The Fretilin government earlier agreed to International Monetary Fund demands that oil and gas revenues be locked away in an investment fund, supposedly in order to prevent corruption and wasteful spending. The real purpose, however, was to provide a means through which Australia and other countries could avoid providing adequate levels of aid money to East Timor. Fretilin’s implementation of this measure demonstrated the pro-business nature of their program, which belied allegations levelled by right-wing elements in East Timor and sections of the Australian media that the party was “Marxist”.
Ramos-Horta’s populist pitch on the oil fund fell flat, however. The candidate received just 22 percent of the vote, despite his constant promotion in the Australian media as a political colossus and despite receiving Canberra and Washington’s political, and probably financial, backing. Behind Ramos-Horta’s appeal to the poor lay a clear appeal to international investors and Timorese business interests. He promised to eliminate virtually all business taxes and impose a flat income tax of 10 per cent in order to “make East Timor a fiscal paradise, next only to Hong Kong, that would attract investors from Australia and the entire region”.

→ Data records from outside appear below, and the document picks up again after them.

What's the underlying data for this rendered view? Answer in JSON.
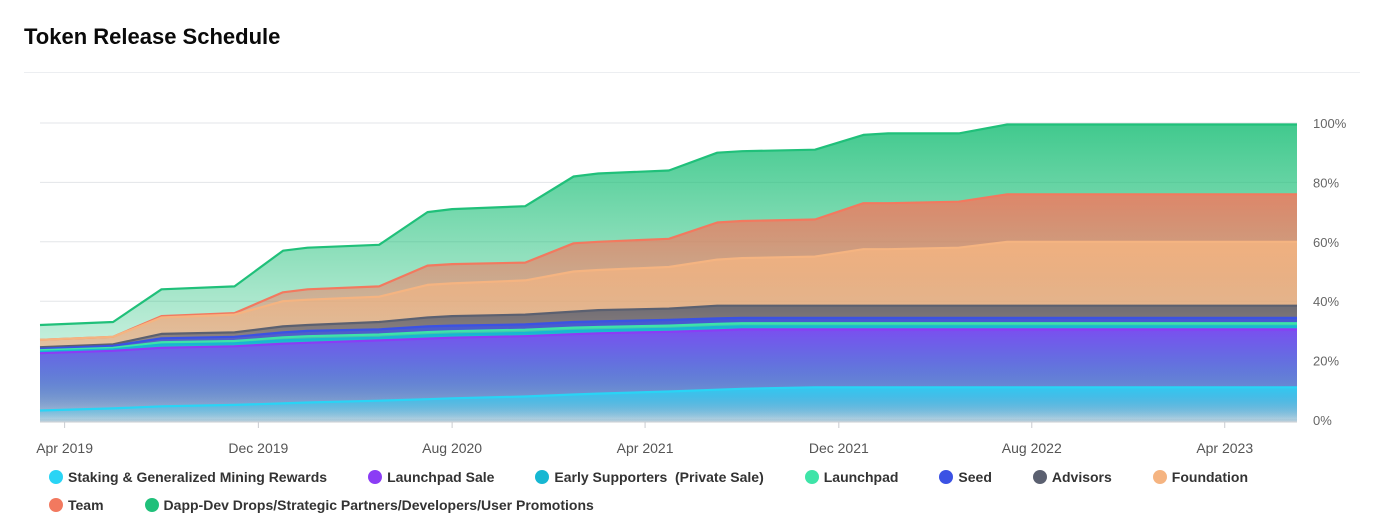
{
  "header": {
    "title": "Token Release Schedule"
  },
  "chart_data": {
    "type": "area",
    "stacked": false,
    "x": [
      "2019-03-01",
      "2019-06-01",
      "2019-08-01",
      "2019-11-01",
      "2020-01-01",
      "2020-02-01",
      "2020-05-01",
      "2020-07-01",
      "2020-08-01",
      "2020-11-01",
      "2021-01-01",
      "2021-02-01",
      "2021-05-01",
      "2021-07-01",
      "2021-08-01",
      "2021-11-01",
      "2022-01-01",
      "2022-02-01",
      "2022-05-01",
      "2022-07-01",
      "2022-08-01",
      "2022-11-01",
      "2023-01-01",
      "2023-02-01",
      "2023-05-01",
      "2023-07-01"
    ],
    "ylim": [
      0,
      100
    ],
    "y_ticks": [
      "0%",
      "20%",
      "40%",
      "60%",
      "80%",
      "100%"
    ],
    "x_ticks": [
      {
        "label": "Apr 2019",
        "date": "2019-04-01"
      },
      {
        "label": "Dec 2019",
        "date": "2019-12-01"
      },
      {
        "label": "Aug 2020",
        "date": "2020-08-01"
      },
      {
        "label": "Apr 2021",
        "date": "2021-04-01"
      },
      {
        "label": "Dec 2021",
        "date": "2021-12-01"
      },
      {
        "label": "Aug 2022",
        "date": "2022-08-01"
      },
      {
        "label": "Apr 2023",
        "date": "2023-04-01"
      }
    ],
    "grid": true,
    "legend_position": "bottom",
    "series": [
      {
        "name": "Dapp-Dev Drops/Strategic Partners/Developers/User Promotions",
        "color": "#20c07a",
        "values": [
          32,
          33,
          44,
          45,
          57,
          58,
          59,
          70,
          71,
          72,
          82,
          83,
          84,
          90,
          90.5,
          91,
          96,
          96.5,
          96.5,
          99.5,
          99.5,
          99.5,
          99.5,
          99.5,
          99.5,
          99.5
        ]
      },
      {
        "name": "Team",
        "color": "#f2795f",
        "values": [
          27,
          28,
          35,
          36,
          43,
          44,
          45,
          52,
          52.5,
          53,
          59.5,
          60,
          61,
          66.5,
          67,
          67.5,
          73,
          73,
          73.5,
          76,
          76,
          76,
          76,
          76,
          76,
          76
        ]
      },
      {
        "name": "Foundation",
        "color": "#f5b481",
        "values": [
          27,
          28,
          34.5,
          35.5,
          40,
          40.5,
          41.5,
          45.5,
          46,
          47,
          50,
          50.5,
          51.5,
          54,
          54.5,
          55,
          57.5,
          57.5,
          58,
          60,
          60,
          60,
          60,
          60,
          60,
          60
        ]
      },
      {
        "name": "Advisors",
        "color": "#5b6070",
        "values": [
          24.5,
          25.5,
          29,
          29.5,
          31.5,
          32,
          33,
          34.5,
          35,
          35.5,
          36.5,
          37,
          37.5,
          38.5,
          38.5,
          38.5,
          38.5,
          38.5,
          38.5,
          38.5,
          38.5,
          38.5,
          38.5,
          38.5,
          38.5,
          38.5
        ]
      },
      {
        "name": "Seed",
        "color": "#3b52e4",
        "values": [
          24,
          25,
          27.5,
          28,
          29.5,
          30,
          30.5,
          31.5,
          31.8,
          32.2,
          33,
          33.2,
          33.7,
          34.2,
          34.4,
          34.4,
          34.4,
          34.4,
          34.4,
          34.4,
          34.4,
          34.4,
          34.4,
          34.4,
          34.4,
          34.4
        ]
      },
      {
        "name": "Launchpad",
        "color": "#3ee4a8",
        "values": [
          23.5,
          24.3,
          26.2,
          26.6,
          27.8,
          28.2,
          28.8,
          29.6,
          29.9,
          30.4,
          31.1,
          31.3,
          31.8,
          32.4,
          32.6,
          32.6,
          32.6,
          32.6,
          32.6,
          32.6,
          32.6,
          32.6,
          32.6,
          32.6,
          32.6,
          32.6
        ]
      },
      {
        "name": "Early Supporters  (Private Sale)",
        "color": "#16b7d2",
        "values": [
          23,
          23.8,
          25.4,
          25.8,
          26.8,
          27.1,
          27.7,
          28.5,
          28.8,
          29.3,
          30,
          30.2,
          30.7,
          31.3,
          31.5,
          31.5,
          31.5,
          31.5,
          31.5,
          31.5,
          31.5,
          31.5,
          31.5,
          31.5,
          31.5,
          31.5
        ]
      },
      {
        "name": "Launchpad Sale",
        "color": "#8b3cf5",
        "values": [
          22.5,
          23.3,
          24.3,
          24.8,
          25.7,
          26,
          26.8,
          27.4,
          27.7,
          28.2,
          28.9,
          29.2,
          29.7,
          30.2,
          30.5,
          30.5,
          30.5,
          30.5,
          30.5,
          30.5,
          30.5,
          30.5,
          30.5,
          30.5,
          30.5,
          30.5
        ]
      },
      {
        "name": "Staking & Generalized Mining Rewards",
        "color": "#29d4f5",
        "values": [
          3.2,
          3.9,
          4.6,
          5.1,
          5.6,
          5.9,
          6.5,
          7.0,
          7.3,
          7.9,
          8.6,
          8.9,
          9.6,
          10.2,
          10.5,
          11,
          11,
          11,
          11,
          11,
          11,
          11,
          11,
          11,
          11,
          11
        ]
      }
    ],
    "legend_order": [
      "Staking & Generalized Mining Rewards",
      "Launchpad Sale",
      "Early Supporters  (Private Sale)",
      "Launchpad",
      "Seed",
      "Advisors",
      "Foundation",
      "Team",
      "Dapp-Dev Drops/Strategic Partners/Developers/User Promotions"
    ]
  }
}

It remains unclear whether Ramos-Horta will receive the backing of the losing six candidates’ supporters in the run-off ballot. While most of the candidates are adamantly anti-Fretilin, Ramos-Horta is widely regarded as an opportunist and a self-serving manoeuvrer. Some of the minor candidates have threatened to boycott the second round unless the preliminary results of the initial vote are revised. Whatever the outcome, none of the problems affeting East Timor’s working class and rural poor will be resolved.